Um terço do desperdício alimentar atual pode ser evitado. Como? “Se se percebesse tudo o que se passa com esses alimentos durante o transporte e armazenamento”. A certeza é de Orlando Remédios, líder executivo e fundador da Sensefinity. A startup que fornece pacotes fechados de sensores e software para gestão de alimentos venceu, em 2015, o concurso da EIT Digital (iniciativa europeia ligada à educação e tecnologia) na categoria da Internet das Coisas.

Mas o que faz exatamente a Sensefinity? Trata-se da gestão das condições de armazenamento e transporte, bem como do estado do alimento em questão através de sensores monitorizados por uma plataforma. “Permitimos assim o melhoramento do tempo de vida dos alimentos ou, pelo menos, o seu uso prioritário, quando alguma das condições fez aumentar a sua perecibilidade”, sublinha o fundador. Beneficiam os consumidores, mas também os supermercados. Em Portugal, a Sensefinity trabalha com as empresas que integram o i-Danha Food Lab. Na Europa, a sua presença é mais forte sobretudo nos mercados alemão e suíço.

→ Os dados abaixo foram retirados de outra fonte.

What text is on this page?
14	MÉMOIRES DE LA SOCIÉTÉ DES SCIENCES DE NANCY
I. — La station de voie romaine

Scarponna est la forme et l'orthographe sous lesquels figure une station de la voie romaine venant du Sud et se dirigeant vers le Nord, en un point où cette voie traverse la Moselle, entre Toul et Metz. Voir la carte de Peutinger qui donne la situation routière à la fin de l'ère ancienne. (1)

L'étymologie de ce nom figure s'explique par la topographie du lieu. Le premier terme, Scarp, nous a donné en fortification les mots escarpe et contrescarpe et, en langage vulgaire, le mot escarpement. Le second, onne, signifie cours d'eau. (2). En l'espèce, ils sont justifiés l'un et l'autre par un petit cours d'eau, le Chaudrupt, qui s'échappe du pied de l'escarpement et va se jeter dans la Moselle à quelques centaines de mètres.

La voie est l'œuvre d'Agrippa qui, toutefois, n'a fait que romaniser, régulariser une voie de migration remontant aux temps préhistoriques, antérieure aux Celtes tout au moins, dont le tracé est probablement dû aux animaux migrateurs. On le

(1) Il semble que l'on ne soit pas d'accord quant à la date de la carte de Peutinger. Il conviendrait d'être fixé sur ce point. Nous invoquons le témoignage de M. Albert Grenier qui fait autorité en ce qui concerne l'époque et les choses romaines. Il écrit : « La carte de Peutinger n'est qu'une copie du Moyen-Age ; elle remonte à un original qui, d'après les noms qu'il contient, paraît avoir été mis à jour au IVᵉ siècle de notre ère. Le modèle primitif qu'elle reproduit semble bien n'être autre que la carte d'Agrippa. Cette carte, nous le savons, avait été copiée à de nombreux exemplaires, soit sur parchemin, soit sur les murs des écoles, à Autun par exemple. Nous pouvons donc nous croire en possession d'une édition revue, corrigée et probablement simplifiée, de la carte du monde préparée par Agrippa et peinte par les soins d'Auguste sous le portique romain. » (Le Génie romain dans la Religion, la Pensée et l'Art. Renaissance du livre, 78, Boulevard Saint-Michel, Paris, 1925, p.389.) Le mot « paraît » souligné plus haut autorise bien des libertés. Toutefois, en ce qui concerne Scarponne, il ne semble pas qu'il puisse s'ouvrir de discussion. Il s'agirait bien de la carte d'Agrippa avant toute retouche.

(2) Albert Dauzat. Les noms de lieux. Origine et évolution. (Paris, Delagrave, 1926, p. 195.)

Criar laços afetivos com o seu agricultor? Sim, queremos

Evitar o desperdício que acontece ainda nos campos de produção é um dos objetivos da SmartFarmer.Pixabay

De camisa às riscas e barba, João Fernandes garante: “Temos de criar consumidores mais conscientes e fazer renascer os laços afetivos com os agricultores. Já há quem o queira, mas não havia oferta”. Desta reflexão e da conclusão de que há um grande desperdício da produção alimentar ainda nos campos (porque muitos produtores não têm capacidade de a colocar no mercado), surgiu a SmartFarmer, uma plataforma de comercialização de produtos agroalimentares.

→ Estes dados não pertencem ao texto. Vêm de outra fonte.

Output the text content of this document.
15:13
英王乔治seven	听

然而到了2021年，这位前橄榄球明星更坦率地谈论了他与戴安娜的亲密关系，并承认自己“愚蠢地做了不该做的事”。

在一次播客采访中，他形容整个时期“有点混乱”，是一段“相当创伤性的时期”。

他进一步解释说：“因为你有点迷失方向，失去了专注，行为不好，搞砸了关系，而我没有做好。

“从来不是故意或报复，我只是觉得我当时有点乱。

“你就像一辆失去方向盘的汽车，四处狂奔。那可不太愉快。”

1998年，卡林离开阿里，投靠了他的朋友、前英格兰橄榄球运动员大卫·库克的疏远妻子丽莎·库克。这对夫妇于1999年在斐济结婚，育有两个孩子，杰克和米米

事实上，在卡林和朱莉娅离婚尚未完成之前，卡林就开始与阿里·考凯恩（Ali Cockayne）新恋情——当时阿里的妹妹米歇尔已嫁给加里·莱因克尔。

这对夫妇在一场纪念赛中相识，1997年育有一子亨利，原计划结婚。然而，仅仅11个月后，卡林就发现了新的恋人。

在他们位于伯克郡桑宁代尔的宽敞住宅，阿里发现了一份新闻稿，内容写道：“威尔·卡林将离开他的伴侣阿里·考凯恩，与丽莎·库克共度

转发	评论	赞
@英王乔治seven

O modelo tradicional privilegia cadeias longas cheias de desperdício de recursos e sem escoamento suficiente para o mercado“, assinala o empreendedor. A startup de João — ainda em fase de testes mas já em contacto com organizações de agricultores em 21 localidades portuguesas — quer, portanto, estimular o aproveitamento dos recursos presentes no interior do país e, por outro lado, incentivar a produção periurbana, para encurtar a cadeia e catalisar a consciencialização dos consumidores.

O uso da plataforma, para quem produz e quem compra, é gratuito. A SmartFarmer sobreviverá das comissões que aplicará sobre cada venda e os agricultores receberão em três dias os montantes acumulados (contrariando, mais uma vez, as práticas das grandes cadeias de retalho, que pagam os fornecedores vários meses depois da entrega dos produtos).

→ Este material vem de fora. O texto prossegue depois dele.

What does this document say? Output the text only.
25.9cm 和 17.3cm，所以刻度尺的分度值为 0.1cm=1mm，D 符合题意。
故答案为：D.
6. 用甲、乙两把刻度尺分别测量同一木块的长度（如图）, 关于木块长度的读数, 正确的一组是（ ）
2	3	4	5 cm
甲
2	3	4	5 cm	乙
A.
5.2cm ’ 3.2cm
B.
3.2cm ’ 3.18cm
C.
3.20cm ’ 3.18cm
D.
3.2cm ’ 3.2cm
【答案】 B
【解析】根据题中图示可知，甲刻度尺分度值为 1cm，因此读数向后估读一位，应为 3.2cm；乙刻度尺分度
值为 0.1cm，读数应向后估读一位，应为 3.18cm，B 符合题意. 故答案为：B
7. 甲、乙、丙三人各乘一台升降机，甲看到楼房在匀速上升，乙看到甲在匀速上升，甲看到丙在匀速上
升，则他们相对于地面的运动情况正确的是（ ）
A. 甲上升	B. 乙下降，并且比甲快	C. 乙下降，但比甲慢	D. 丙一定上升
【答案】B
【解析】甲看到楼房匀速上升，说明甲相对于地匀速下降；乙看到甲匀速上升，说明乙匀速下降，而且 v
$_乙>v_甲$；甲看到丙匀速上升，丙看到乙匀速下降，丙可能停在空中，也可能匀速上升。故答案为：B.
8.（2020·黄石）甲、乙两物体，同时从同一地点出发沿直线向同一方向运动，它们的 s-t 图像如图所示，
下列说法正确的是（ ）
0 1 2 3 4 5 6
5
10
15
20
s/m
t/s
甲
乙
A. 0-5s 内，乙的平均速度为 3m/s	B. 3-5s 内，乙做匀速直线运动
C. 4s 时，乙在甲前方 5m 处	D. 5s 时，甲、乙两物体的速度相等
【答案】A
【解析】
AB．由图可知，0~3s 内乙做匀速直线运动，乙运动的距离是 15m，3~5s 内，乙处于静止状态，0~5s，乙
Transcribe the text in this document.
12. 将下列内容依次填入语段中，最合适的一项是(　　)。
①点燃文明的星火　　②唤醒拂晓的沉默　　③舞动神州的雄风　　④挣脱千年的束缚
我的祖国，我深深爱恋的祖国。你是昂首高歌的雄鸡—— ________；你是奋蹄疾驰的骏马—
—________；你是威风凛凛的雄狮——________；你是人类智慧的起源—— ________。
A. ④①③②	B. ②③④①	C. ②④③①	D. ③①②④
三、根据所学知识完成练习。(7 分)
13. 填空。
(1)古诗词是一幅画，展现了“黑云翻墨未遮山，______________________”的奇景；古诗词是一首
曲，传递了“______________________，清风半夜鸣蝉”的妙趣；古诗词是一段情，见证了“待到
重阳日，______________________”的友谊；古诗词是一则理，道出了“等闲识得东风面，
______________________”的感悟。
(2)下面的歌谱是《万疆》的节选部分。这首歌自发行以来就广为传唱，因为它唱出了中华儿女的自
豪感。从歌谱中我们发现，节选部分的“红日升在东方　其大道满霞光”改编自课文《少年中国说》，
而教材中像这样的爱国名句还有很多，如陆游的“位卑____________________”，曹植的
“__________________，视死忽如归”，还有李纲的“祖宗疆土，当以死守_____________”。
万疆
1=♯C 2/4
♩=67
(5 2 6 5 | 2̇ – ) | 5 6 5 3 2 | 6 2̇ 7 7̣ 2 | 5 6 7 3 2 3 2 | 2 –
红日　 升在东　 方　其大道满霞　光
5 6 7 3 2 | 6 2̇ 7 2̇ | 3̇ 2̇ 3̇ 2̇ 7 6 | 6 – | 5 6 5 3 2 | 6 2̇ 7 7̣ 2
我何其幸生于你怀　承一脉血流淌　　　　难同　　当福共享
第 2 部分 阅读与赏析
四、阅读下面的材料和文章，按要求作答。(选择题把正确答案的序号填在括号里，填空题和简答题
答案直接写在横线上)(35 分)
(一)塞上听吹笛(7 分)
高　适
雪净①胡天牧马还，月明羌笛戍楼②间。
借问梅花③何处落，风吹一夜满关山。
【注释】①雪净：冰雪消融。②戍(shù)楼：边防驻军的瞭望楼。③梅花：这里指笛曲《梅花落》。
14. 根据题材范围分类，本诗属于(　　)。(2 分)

Do Canadá para i-Danha com amor

Francine está em Idanha-a-Nova para assegurar refeições equilibradas nas escolas e lares.Pixabay

O seu sotaque não a deixa passar despercebida. “A minha língua mãe é o francês, sim”, confirma Francine Rodet com um sorriso, nos olhos. “Durante 20 anos, tivemos [Francine e o seu marido, Jean-Claude] uma escola, no Canadá, que ensinava o modo correto de fazer a alimentação”, explica. “Agora fomos convidados pelo Presidente da Câmara [de Idanha-a-Nova] para fazer o mesmo aqui”.

Francine e Jean-Claude fizeram, assim, nascer o Centro Documental Raiano e a Associação de Recursos Ambientais Alternativos de Portugal. Nos próximos meses, os canadianos a viver em Portugal vão dar uma mãozinha na construção das ementas de escolas e lares, para que as necessidades nutritivas sejam corretamente satisfeitas. “Esta é uma grande dificuldade, por aqui, e portanto estamos prontos para avançar”, enfatiza, com entusiasmo.